Rare Book Monthly

Book Catalogue Reviews - September - 2010 Issue

Nautical Books from the Columbia Trading Co.

Nautical works from the Columbia Trading Co.


By Michael Stillman

The Columbia Trading Company of West Barnstable, Massachusetts, has issued its Catalog 148 of Nautical Books and Artifacts. It is filled with works relating to the sea. From battleships to yachts, important voyages to personal sailing, it's all here. There are even a few items related to inland boating, such as navigation along America's rivers, but most of the waterways underlying these books are heavily salted. Now it's time to dip a toe into this catalogue to see what type of material can be found.

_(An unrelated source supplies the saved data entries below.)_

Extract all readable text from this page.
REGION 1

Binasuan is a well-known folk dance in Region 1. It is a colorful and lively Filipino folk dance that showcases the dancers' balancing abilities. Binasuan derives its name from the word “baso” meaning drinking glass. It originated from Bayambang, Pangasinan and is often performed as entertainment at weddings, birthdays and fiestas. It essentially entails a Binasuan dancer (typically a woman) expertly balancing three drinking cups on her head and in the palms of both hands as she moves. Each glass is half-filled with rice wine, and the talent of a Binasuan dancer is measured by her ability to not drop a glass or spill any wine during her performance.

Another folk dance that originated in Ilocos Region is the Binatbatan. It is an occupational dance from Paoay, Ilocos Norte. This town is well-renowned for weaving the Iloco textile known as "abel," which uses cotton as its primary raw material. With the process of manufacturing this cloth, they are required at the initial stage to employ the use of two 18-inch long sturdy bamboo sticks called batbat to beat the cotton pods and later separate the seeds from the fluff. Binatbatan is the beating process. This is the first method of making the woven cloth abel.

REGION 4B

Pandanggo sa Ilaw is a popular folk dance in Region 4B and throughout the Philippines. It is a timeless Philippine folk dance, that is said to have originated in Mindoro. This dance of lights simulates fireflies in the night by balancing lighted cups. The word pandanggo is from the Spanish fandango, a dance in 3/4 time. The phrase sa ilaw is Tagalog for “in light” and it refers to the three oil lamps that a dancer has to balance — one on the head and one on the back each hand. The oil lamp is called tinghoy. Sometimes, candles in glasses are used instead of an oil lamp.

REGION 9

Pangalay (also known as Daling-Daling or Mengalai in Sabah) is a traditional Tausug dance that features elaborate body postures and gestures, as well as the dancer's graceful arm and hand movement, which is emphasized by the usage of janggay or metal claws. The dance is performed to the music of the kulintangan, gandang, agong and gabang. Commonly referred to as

Travel at sea has long been associated with both great discoveries and enormous danger and tragedy. Item 294 is an account of the latter: The Lusitania's Last Voyage. Being a Narrative of the Torpedoing and Sinking of the R.M.S. Lusitania by a German Submarine off the Irish Coast, May 7, 1915. Britain and Germany were at war when the British ship Lusitania left New York on May 1, 1915, with approximately 1,800 passengers and crew on board. It was a civilian passenger ship, though it was carrying some small arms. America, at the time, was neutral, as neither President Wilson nor the American public had any desire to be dragged into a European conflict. However, the Germans had recently announced that they would consider any ships entering English waters fair game for its new U-boats (submarines), and warnings were issued that the Lusitania could be a target. It is doubtful that most passengers, including many Americans, took this too seriously, but on May 7, a single torpedo from a German submarine hit with deadly results. The Lusitania listed dramatically, and not too long after sank. The extreme tilt made it difficult to launch the lifeboats. In all, almost 1,200 of the passengers and crew died. It was a successful mission for the Germans militarily, but a public relations disaster. Anger was great in America, although the desire to stay out of war still prevailed, and Wilson would win reelection in 1916 on a "kept us out of war" platform. Nonetheless, American opinion was now tilting decidedly to the British side, and the President was aiding England, leading to further disputes with Germany and eventual American entry into the war. Charles Lauriat's account of the Lusitania was published in 1915, the year of its sinking, and well before America's participation in the war. Priced at $40.

Here is another great war-related tragedy at sea, though this one came on fresh water, and was the result of carelessness and greed rather than an attack. The loss of life was greater than that on the Lusitania or the Titanic. At the end of America's Civil War, the Union needed to move thousands of prisoners of war from southern prisons back home. Naturally, both the Union and the prisoners wanted them to return as quickly as possible, and there was money to be made on the transportation. The steamship Sultana, with a capacity of 376, took on a load of 2,300 returning soldiers. It had a leaky steam boiler, but the owners were not about to delay their schedule to repair the boiler as they feared they would lose their load of passengers to competing ships. At $5 a head, the Sultana was a money machine. It picked up most of its passengers at Vicksburg, and near Memphis, the boiler exploded. Most of the weakened ex-prisoners drowned, some 1,700-1,800 of them dying in the wreck. Item 237 is Gene Salecker's 1996 account of this great tragedy, Disaster on the Mississippi. The Sultana Explosion, April 27, 1865. $20.

Here is an item for collectors of nautical works or of Robert Louis Stevenson. The title is In The South Seas. An Intimate Photographic Record. Though published in 1987, nearly a century after Stevenson died, it contains photographs and letters written from sailing voyages in the South Pacific by Stevenson and his family between 1888 and 1890. Item 536. $25.

Item 105 is a 1955 facsimile of an ode to Sir Francis Drake, naval hero or brutal pirate, depending on your point of view. Drake was the English privateer who captured many Spanish ships and murdered more than his share of men along the way, in service to his Queen. He was also the first Englishman to accomplish a circumnavigation of the world. In 1587, poet Thomas Greepe published this ode to Drake's work: The True and Perfecte Nevves of the Woorthy and Valiaunt Exploytes, Performed and Doone by that Valiant Knight Syr Francis Drake. You would think by 1955 they could have cleaned up the spelling, but they stuck to the letter of the first edition. $75.